Doping-Kronzeuge hat Beweise gegen russischen Fußball
London - Neue Aussagen des russischen Whistleblowers Gregorij Rodtschenkow setzen wenige Tage vor der Auslosung zur Fußball-WM den Gastgeber Russland unter Druck - und auch der Weltverband FIFA steht wegen seiner Aufklärungsarbeit in der Kritik. Rodtschenkows Anwalt Jim Walden bestätigte der englischen Zeitung Mail on Sunday, dass sein Mandant Beweise für die Verwicklung russischer Fußballer, darunter auch Nationalspieler, in den Dopingskandal des Landes habe.
Derzeit untersucht die Fifa bereits die Erkenntnisse aus den Berichten des WADA-Sonderermittlers Richard McLaren. Gegenstand der Untersuchung soll auch der gesamte russische WM-Kader von 2014 sein. McLaren berichtete von 34 Fällen im Fußball.
Die Fifa verwies vor wenigen Tagen auf SID-Anfrage zum Stand der Ermittlungen auf verschiedene Dinge: dass man im engen Kontakt zur Welt-Anti-Doping-Agentur Wada stehe und sich auch schon mit McLaren unterhalten habe. Dass Russland von den im McLaren-Report erwähnten Fußballern bereits zwei U20-Spielerinnen sanktioniert habe, allen anderen bislang aber kein Dopingvergehen nachgewiesen werden konnte.
Nur: Bei Rodtschenkow beziehungsweise dessen Anwalt hat sich bislang offenbar niemand von der Fifa gemeldet. "Mein Telefon ist an", sagte Walden. Sein Mandant sei bereit, der FIFA zu helfen: "Ich kenne die FIFA nicht gut, aber wenn sie wie einige andere internationale Sportverbände agieren, wollen sie nicht jeden Stein umdrehen. Sie sind mit ihrem Kopf im Sand glücklich."

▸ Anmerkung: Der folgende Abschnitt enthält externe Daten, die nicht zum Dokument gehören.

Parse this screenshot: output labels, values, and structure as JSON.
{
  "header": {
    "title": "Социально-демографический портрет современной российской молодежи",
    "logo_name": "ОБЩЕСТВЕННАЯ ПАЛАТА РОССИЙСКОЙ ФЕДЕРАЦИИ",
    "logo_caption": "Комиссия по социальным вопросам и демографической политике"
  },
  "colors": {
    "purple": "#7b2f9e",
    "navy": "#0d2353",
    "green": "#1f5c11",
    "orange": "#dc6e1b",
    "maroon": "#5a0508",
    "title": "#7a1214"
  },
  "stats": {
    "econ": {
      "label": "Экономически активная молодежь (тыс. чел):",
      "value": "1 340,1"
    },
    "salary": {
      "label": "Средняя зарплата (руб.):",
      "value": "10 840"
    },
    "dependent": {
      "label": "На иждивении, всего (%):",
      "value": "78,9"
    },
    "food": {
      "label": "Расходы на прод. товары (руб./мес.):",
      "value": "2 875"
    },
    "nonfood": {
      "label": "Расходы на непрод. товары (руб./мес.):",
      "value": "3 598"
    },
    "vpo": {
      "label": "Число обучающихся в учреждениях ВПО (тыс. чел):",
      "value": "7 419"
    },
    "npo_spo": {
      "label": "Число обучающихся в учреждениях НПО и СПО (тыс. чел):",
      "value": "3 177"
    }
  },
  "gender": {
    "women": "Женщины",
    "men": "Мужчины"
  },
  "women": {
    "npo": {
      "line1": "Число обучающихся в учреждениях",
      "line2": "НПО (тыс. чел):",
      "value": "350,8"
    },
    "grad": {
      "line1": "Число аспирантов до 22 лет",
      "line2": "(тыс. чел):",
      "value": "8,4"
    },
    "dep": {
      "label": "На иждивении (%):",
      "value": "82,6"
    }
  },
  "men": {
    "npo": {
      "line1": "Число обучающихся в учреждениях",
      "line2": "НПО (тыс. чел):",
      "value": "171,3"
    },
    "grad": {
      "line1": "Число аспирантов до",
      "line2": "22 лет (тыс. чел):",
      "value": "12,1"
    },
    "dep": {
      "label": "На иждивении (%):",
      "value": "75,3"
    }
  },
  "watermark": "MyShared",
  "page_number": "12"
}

Rodtschenkow lebt in Zeugenschutzprogramm
Der Jurist warf zudem die Frage auf, was denn passieren würde, wenn die FIFA russischen Fußballern Doping nachweisen könnte. "Wie fatal wäre es, wenn sie Russland von der Heim-WM ausschließen müssten", sagte er. Zudem belastete Rodtschenkow auch den russischen Vizepremier Witali Mutko weiter. Der ehemalige Sportminister ist Vorsitzender des russischen WM-Organisationskomitees und Präsident des russischen Fußball-Verband RFS.
Sein Mandant, so Walden, habe vor der zuständigen Kommission des Internationalen Olympischen Komitees (IOC) eine eidesstattliche Erklärung abgegeben, wonach Mutko an der Doping-Verschwörung beteiligt gewesen sei. Die Verwicklung Mutkos sei der Hauptpunkt seiner über 50-seitigen Aussage vor der sogenannten Schmid-Kommission gewesen, die sich mit der Frage beschäftigt, inwieweit staatliche Stellen in den Skandal verwickelt sind.
Rodtschenkow, ehemaliger Leiter des Moskauer Anti-Doping-Labors, hatte im Mai 2016 von einem systematischen Dopingsystem in Russland, darunter auch bei den Olympischen Spielen in Sotschi berichtet. Darin sollen insgesamt rund 1.000 Sportler involviert gewesen sein. Inzwischen lebt er in den USA in einem Zeugenschutzprogramm.
Wie reagiert die Fifa?
Auf Anfrage der Mail on Sunday erklärte ein Sprecher Mutkos, dieser sei zu beschäftigt, um auf Fragen zu antworten. Während des Confed Cups im Juni und Juli hatte Mutko dagegen noch einen filmreifen Auftritt hingelegt. In einem mehr als neun Minuten langen Monolog ließ er keinen Zweifel daran, wie sehr ihn das Thema ärgert.
"Wir investieren eine Menge Geld, da brauchen wir kein Doping, um irgendeine Bronzemedaille zu gewinnen", sagte Mutko. Ein staatlichen Dopingprogramm habe es "nie gegeben". Der internationalen Presse rief er zu: "Wenn ich einen russischen Tanz vor Ihnen aufführe, hören Sie dann auf, diese Fragen zu stellen?"
Das IOC will am 5. Dezember über eine Teilnahme Russlands an den Olympischen Winterspielen entscheiden. Ob die Fifa ebenfalls Maßnahmen ergreift, scheint derzeit mehr als ungewiss.